Narsis merupakan penyakit psikologis bagi para penulis mula. Sialnya, tak banyak yang menyadarinya ~
Menulis memang kegiatan yang menarik sekaligus keren. Tapi, menulis dengan cara narsis, selain kehilangan sisi keren-nya, juga bakal membikin orang lain merasa ilfil.
Dari fenomena di atas, saya bersama sejumlah kawan membikin challenge bertajuk “Menulis Diri Sendiri tapi Nggak Boleh Narsis”. Tentu, ini sulit sekali. Dan saya yakin tak banyak yang berani mencoba.
Ini bukan tanpa alasan. Jangankan nulis diri sendiri, lha wong nulis orang lain saja, ada kok penulis yang memasukkan diri sendiri secara narsis banget. Narsis boleh sih, tapi mbok yang elegan. Narsis kok nggak elegan.
Eh, emang ada ya, narsis yang elegan? Ada lah. Makanya rajin-rajin baca, biar tahu cara narsis yang tetap terlihat kece dan mempesona. Biar nggak bikin orang lain merasa ilfil.
Nabs, narsis merupakan sikap membanggakan diri sendiri, hingga terlihat norak bagi orang lain. Tahu nggak, sikap ini juga memicu orang lain jadi ilfil lho, sama si penulis.

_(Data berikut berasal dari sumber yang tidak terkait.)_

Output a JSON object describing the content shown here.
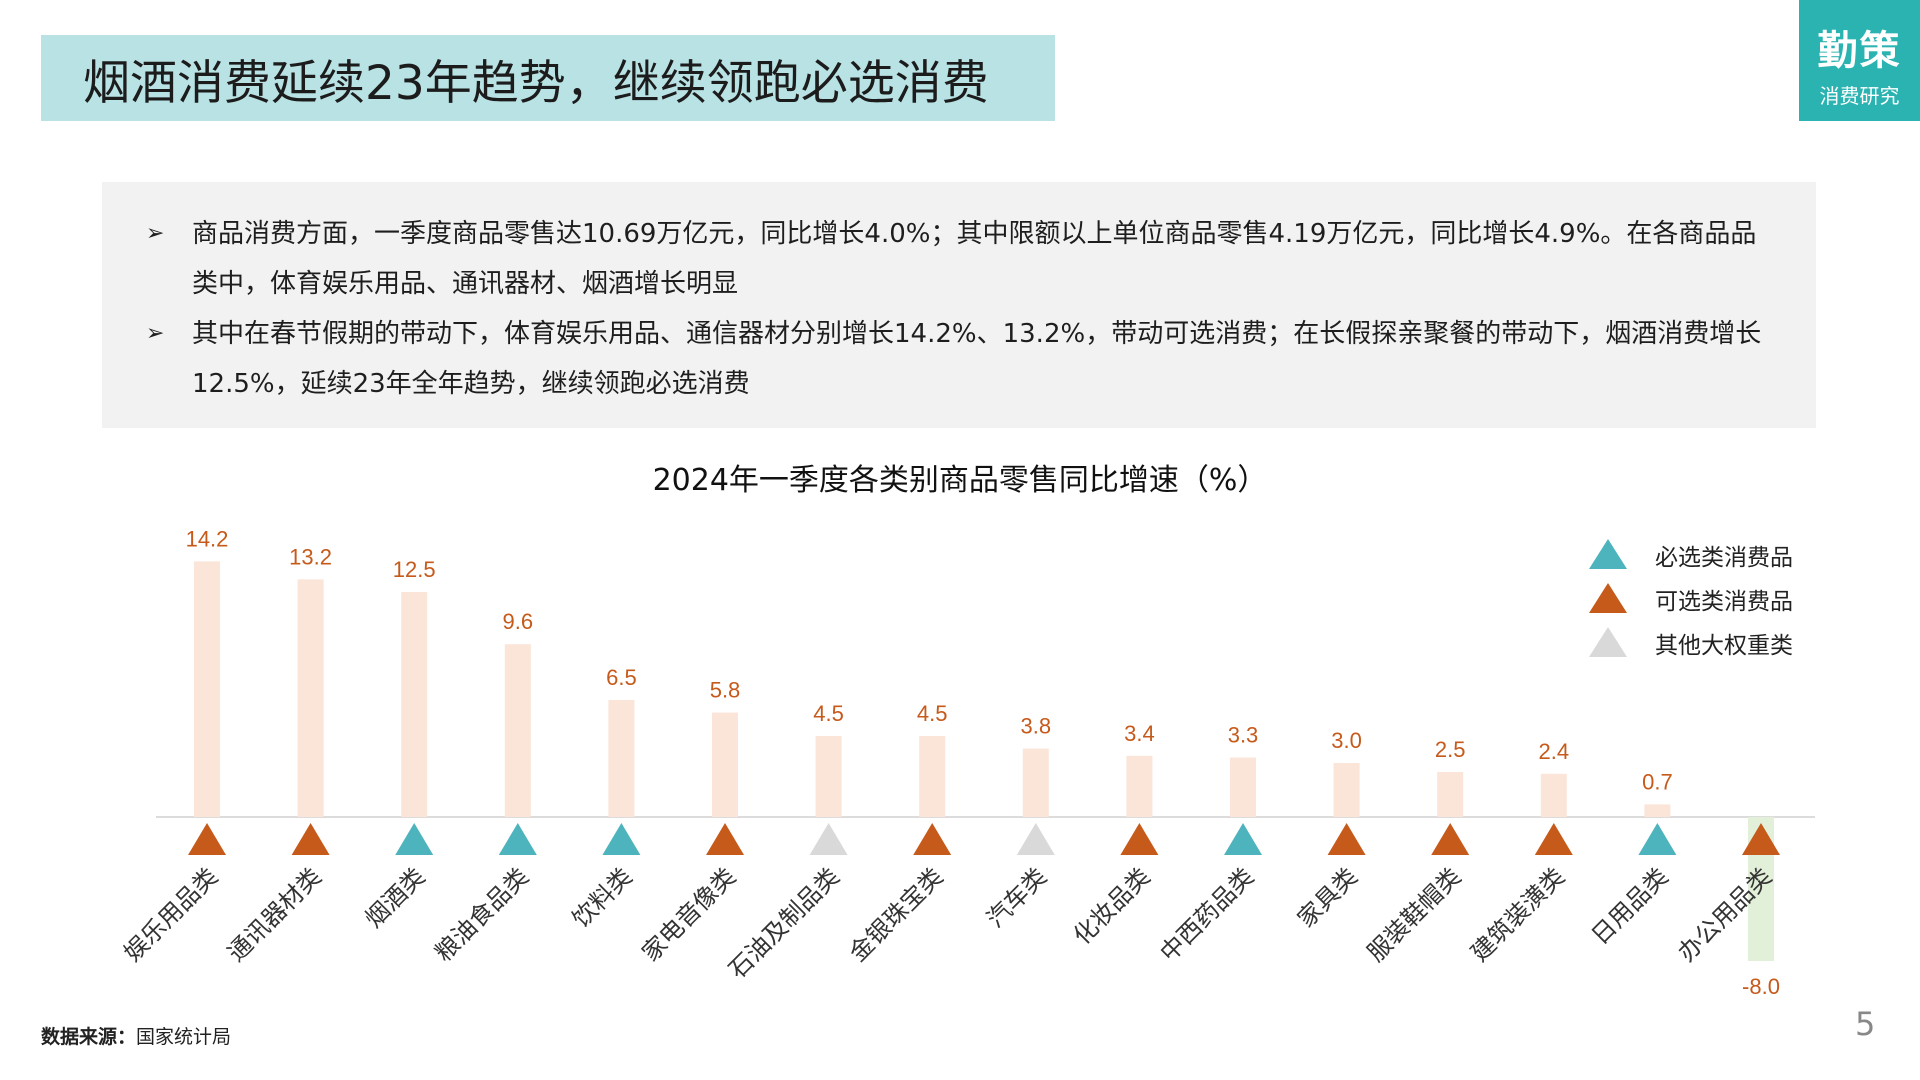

Asal kamu tahu ya, istilah narsis pertamakali digunakan oleh psikolog kondang Sigmund Freud. Ya, si Sigmund Freud mengambil istilah ini dari salah satu tokoh mitologi Yunani yang bernama Narcissus.
Mengapa Sigmund Freud mengambil istilah narsis dari Narcissus?
Begini, Narcissus merupakan seorang yang tampan. Suatu ketika, dia melihat bayangan dirinya terpantul di atas danau. Saking bangganya sama diri sendiri, akhirnya dia mencintai bayangannya sendiri dan ingin memeluknya.
Nah, saat berusaha menggapai bayangannya sendiri di atas air, si Narcissus terjatuh dan tenggelam di dalam danau. Ya iyalah, bodoh banget sih si Narcissus ini. Wqwq ~
Setelah itu, muncul bunga bernama bunga “Narcissus” di sebelah danau tersebut. Konon, dalam mitologi mengatakan bahwa bunga itu adalah penjelmaan dari si Narcissus sendiri.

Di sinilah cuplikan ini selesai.